Text-to-Image (T2I) synthesis technology has developed impressively, with models like Stable Diffusion, Midjourney, and DALL-E becoming increasingly popular in creative fields. Despite their advancements, these models still face significant challenges in their capacity to handle compositionality - the ability to generate novel combinations from known components based on complex textual prompts.
Addressing this, researchers have created a new benchmark named Winoground-T2I to assess T2I models' compositional understanding. This benchmark includes approximately 11,000 contrastive sentence pairs across a diverse range of 20 categories. These pairs were crafted to reflect subtle yet distinct differences, thus allowing precise evaluations.
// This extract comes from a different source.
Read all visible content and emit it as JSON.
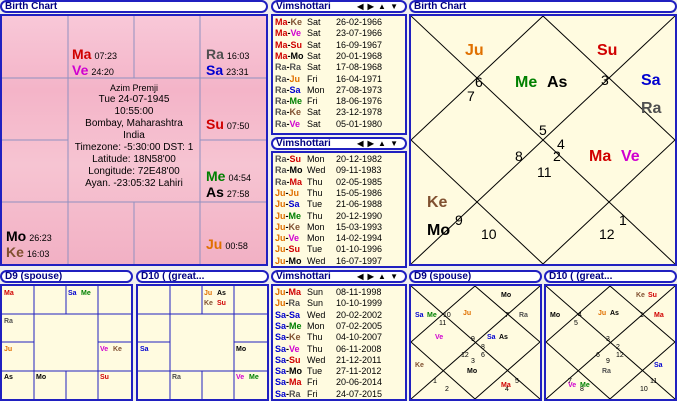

To ensure quality and applicability in realistic scenarios, meticulous criteria have been established to filter out unreasonable or visually incoherent sentence pairs.
Moreover, the paper tackles the issue of inconsistency seen in various T2I evaluation metrics. It introduces a methodical strategy for evaluating these metrics, utilizing comparative sentence pairs for a fine-grained assessment. This evaluation focusses on metrics' alignment with human preferences, intra-pair consistency, discriminability, stability, and efficiency.
The benchmark and a reliable metric were used to rigorously test current T2I models. The analysis highlights these models' strengths in accurately generating images with attributes such as color, material, and spatial relationships. However, it also identifies significant room for improvement in less common attributes and relationships which present substantial difficulties for these models.
The Winoground-T2I benchmark, along with the insights gained from its use, promises to steer future research towards enhancing the compositionality and overall performance of T2I synthesis models. The comprehensive analysis of benchmark results and selection strategy for reliable metrics provide an essential foundation for developing models with a more nuanced understanding and generation capability. The repository for Winoground-T2I has also been made publicly accessible, offering researchers an additional tool for advancing the field of T2I synthesis.